Progress towards students graduating college and career ready in high poverty low graduation rate high schools can monitored through a set of metrics which capture both student and adult success factors.  Thus these metrics can be used to help determine the reform progress low graduation rate high schools are making

They are:

  • The ABC’s
    Students need to attend regularly, focus and behave in school, and do well in their courses to graduate college and career ready. These outcomes are shaped both by student and adult behaviors and can be monitored on a monthly basis.Thus, close tracking of a school’s chronic absenteeism rate, suspension and disciplinary infraction rate, and the GPA’s of its students (and in particular the number of course failures and then number of students earning a B or higher in core courses) in combination with more traditional measures like on-time earned grade promotion rates, standardized test scores and graduation rates can provide good insight into both student and school progress.
  • Quality of Coursework
    The driver of college readiness is to be able to apply what you have learned to the quality completion of challenging class assignments.Quality teaching and instruction design, effective adult collaboration and consistency across classrooms, as well as student motivation and the extent to which they have reference points to the amount and intensity of work required to succeed in post-secondary schooling or training and have received any additional cognitive or socio-emotional supports they need to achieve it-can all be measured through an audit of the quality of coursework a representative sample of students is doing in their classes.
  • Quality of Relationships
    Motivation, effort, commitment and perseverance are all shaped by inter-personal relations and trust. In high poverty environments positive adult-student, and adult-adult relationships are also a needed antidote to the stress impacts of poverty (which in high poverty schools impact students and the adults in the school).Existing survey and observational instruments exist which can be used to gauge the extent to which students, adults, and parents have the network of positive and supportive relationships they need.
  • Equity of Access to Learning Experiences and Success Supports
    To graduate college and career ready all students need access to courses of study linked to college and career readiness standards and state university admission requirements and the academic and social emotional supports they need to succeed in them, including organized experiences which develop artistic, scientific, leadership, and/or community service skills.Adults in the school need access to organizational structures and professional learning opportunities, which enable the enhancement of their skills. Audits of the course taking and extra-curricular participation rates of students from different sub-groups, along with surveys of teachers can be used to measure this outcome.

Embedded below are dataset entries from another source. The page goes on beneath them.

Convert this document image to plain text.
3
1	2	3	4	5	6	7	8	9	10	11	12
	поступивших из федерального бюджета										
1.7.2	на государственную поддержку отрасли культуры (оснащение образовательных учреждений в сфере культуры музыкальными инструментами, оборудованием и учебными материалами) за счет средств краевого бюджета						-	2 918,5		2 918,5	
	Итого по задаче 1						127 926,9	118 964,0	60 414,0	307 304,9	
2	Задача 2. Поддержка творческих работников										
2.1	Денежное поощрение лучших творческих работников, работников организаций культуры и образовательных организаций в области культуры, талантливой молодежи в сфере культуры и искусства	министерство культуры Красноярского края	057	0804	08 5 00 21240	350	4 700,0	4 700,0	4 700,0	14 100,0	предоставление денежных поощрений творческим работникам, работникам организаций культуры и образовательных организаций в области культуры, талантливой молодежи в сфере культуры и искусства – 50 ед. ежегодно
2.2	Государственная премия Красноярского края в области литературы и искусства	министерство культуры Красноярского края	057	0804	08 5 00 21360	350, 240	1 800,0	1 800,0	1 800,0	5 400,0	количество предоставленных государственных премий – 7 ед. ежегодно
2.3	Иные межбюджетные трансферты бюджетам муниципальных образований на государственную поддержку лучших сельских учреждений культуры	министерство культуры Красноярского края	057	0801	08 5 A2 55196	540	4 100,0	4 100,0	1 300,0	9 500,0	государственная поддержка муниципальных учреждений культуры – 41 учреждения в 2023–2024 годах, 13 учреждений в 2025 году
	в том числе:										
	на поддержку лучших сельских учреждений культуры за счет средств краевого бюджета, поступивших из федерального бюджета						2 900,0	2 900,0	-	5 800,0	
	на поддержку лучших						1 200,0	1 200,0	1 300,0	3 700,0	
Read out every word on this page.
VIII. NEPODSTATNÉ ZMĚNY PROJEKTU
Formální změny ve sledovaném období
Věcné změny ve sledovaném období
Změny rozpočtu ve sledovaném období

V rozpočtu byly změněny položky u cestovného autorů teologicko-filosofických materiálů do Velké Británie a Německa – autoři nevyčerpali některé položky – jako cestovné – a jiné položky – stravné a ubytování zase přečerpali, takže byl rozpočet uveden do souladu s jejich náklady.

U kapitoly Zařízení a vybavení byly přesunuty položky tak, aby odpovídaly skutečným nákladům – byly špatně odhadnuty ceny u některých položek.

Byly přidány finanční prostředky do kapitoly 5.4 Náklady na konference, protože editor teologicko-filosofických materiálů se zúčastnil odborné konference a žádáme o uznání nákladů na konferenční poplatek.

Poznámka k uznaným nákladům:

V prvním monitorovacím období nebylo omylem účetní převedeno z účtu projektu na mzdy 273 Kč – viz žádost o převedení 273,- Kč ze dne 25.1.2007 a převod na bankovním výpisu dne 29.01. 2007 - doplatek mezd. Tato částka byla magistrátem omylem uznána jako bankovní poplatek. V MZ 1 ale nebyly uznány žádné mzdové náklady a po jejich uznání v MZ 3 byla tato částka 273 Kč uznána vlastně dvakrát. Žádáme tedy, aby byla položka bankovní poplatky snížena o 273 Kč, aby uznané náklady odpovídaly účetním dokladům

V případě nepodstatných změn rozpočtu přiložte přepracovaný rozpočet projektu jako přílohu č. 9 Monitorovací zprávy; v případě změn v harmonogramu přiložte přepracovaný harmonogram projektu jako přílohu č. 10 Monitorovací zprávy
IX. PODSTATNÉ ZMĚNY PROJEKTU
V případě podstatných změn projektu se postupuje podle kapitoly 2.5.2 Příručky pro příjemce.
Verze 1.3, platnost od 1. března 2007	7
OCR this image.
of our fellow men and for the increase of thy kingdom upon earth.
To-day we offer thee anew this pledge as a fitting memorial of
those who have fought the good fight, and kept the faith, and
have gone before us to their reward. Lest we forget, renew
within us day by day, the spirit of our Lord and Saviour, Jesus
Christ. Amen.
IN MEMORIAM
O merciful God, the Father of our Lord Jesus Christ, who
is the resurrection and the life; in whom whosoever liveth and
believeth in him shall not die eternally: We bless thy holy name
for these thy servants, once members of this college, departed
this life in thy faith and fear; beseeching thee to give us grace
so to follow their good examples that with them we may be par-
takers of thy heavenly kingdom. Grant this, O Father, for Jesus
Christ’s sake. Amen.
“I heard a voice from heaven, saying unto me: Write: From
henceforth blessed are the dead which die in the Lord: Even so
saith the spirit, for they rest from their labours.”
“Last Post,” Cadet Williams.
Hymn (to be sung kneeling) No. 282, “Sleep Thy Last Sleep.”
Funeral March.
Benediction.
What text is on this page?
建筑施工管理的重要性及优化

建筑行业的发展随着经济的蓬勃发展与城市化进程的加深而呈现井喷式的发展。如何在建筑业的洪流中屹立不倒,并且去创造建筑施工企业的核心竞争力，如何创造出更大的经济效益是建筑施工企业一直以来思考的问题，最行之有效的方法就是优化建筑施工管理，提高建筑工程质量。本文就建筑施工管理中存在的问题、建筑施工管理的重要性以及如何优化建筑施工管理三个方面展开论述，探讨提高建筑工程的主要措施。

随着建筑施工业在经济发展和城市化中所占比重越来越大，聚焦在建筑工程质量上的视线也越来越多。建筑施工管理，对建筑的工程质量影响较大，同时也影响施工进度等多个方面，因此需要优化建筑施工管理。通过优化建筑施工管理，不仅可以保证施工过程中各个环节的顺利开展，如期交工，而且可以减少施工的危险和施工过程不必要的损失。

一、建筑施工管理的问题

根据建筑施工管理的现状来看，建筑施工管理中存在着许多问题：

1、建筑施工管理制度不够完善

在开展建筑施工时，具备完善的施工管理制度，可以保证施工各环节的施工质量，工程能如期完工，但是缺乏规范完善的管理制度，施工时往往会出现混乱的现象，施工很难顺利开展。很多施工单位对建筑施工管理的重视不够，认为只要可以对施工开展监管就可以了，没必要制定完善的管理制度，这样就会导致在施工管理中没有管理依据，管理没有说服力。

  • Processes and structures in place to promote and enable continuous improvement
    The school needs to be organized so students and adults, have the time, organizational structures, access to external peer networks and the supports needed to engage in continuous improvement of the school. For this to occur, energy and focus of the adults and students in the school cannot be consumed by an environment shaped by continual stress and scarcity.Site visits and teacher and administrator interviews can be used to gauge the extent to which these processes and structures exist and are used.